After multiple intrusions into government networks, the Center for Strategic and International Studies was formed to generate guidance for the incoming administration. One of the recommendations in its report is for a stronger partnership between the public and private sectors. Information security in our nation must be a collaborative effort between government and private businesses. After all, government is responsible for national security, while the private sector owns much of the infrastructure.
Having multiple advisory groups with varying roles and responsibilities amplifies the challenge. We recommended creating a security advisory committee to the White House that eliminates, consolidates and/or simplifies existing advisory capabilities. Senior executives from critical infrastructure companies can interact regularly with senior government officials to develop long-term relationships. They can learn each other's needs and processes, understand who is doing what, and together figure out ways to better protect the nation.

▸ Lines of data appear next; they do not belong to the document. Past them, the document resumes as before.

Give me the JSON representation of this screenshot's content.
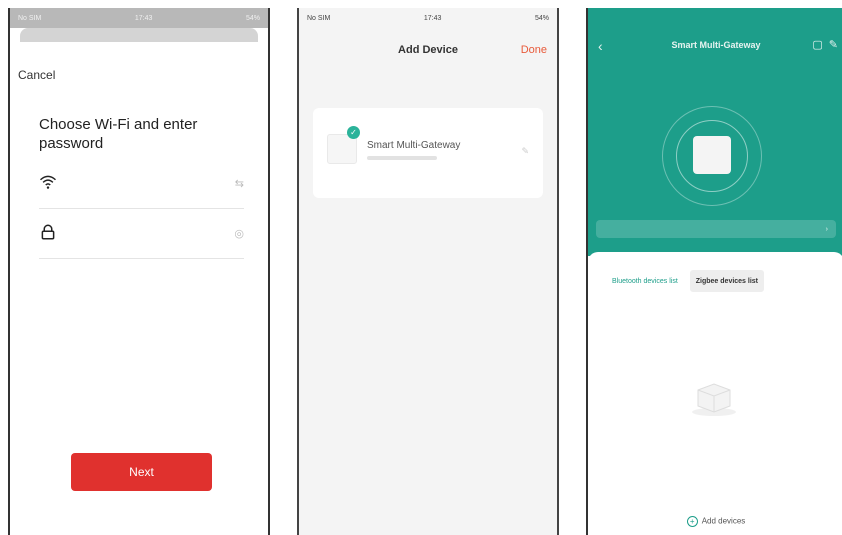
{
  "phone1": {
    "status": {
      "carrier": "No SIM",
      "time": "17:43",
      "battery": "54%"
    },
    "cancel_label": "Cancel",
    "title": "Choose Wi-Fi and enter password",
    "wifi_field": {
      "value": "",
      "icon": "wifi-icon",
      "right_icon": "switch-network-icon"
    },
    "password_field": {
      "value": "",
      "icon": "lock-icon",
      "right_icon": "eye-icon"
    },
    "next_label": "Next",
    "accent_color": "#e0312e"
  },
  "phone2": {
    "status": {
      "carrier": "No SIM",
      "time": "17:43",
      "battery": "54%"
    },
    "title": "Add Device",
    "done_label": "Done",
    "device": {
      "name": "Smart Multi-Gateway"
    }
  },
  "phone3": {
    "title": "Smart Multi-Gateway",
    "tabs": [
      "Bluetooth devices list",
      "Zigbee devices list"
    ],
    "add_device_label": "Add devices",
    "theme_color": "#1d9e8a"
  }
}
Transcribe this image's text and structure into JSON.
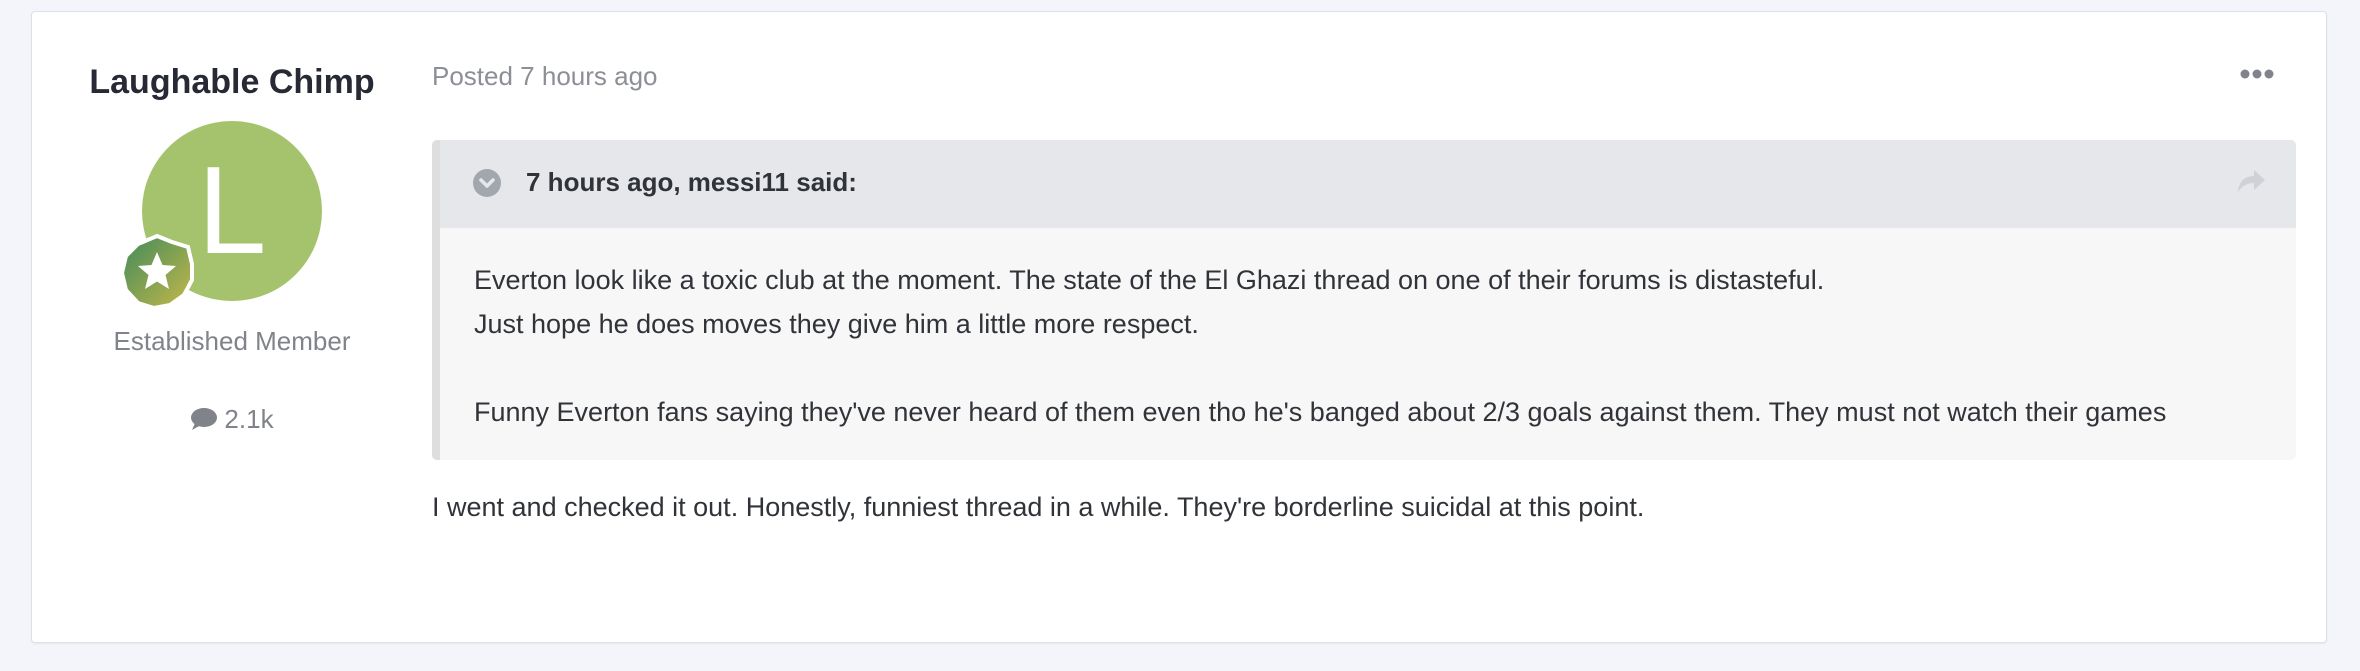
{
  "author": {
    "name": "Laughable Chimp",
    "avatar_letter": "L",
    "avatar_color": "#a5c26d",
    "rank_title": "Established Member",
    "post_count": "2.1k",
    "rank_badge_icon": "star-badge-icon",
    "count_icon": "comment-icon"
  },
  "post": {
    "meta": "Posted 7 hours ago",
    "menu_icon": "more-options-icon",
    "quote": {
      "citation": "7 hours ago, messi11 said:",
      "toggle_icon": "chevron-down-icon",
      "share_icon": "share-arrow-icon",
      "lines": [
        "Everton look like a toxic club at the moment. The state of the El Ghazi thread on one of their forums is distasteful.",
        "Just hope he does moves they give him a little more respect.",
        "Funny Everton fans saying they've never heard of them even tho he's banged about 2/3 goals against them. They must not watch their games"
      ]
    },
    "reply": "I went and checked it out. Honestly, funniest thread in a while. They're borderline suicidal at this point."
  }
}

We are quite pleased with the work that Melissa Hathaway is doing in her review of the nation's cybersecurity policies and encouraged about the steps that the administration has taken within its ‘first hundred days.' Her combined industry and government experience has the potential — and early signs are encouraging — to further unite the public and private sectors to improve the U.S. national posture in this arena.
Another partnership recommendation is for town-hall-style meetings that provide an open platform for education and discussion. This would help companies and agencies incorporate security into their operations and learn from one another. Additionally, we should simplify operational groups' mission and structure to focus on what is truly critical.
No single group should be held solely responsible for security. We need to build public awareness and understand that, in the online world, we're all responsible for security.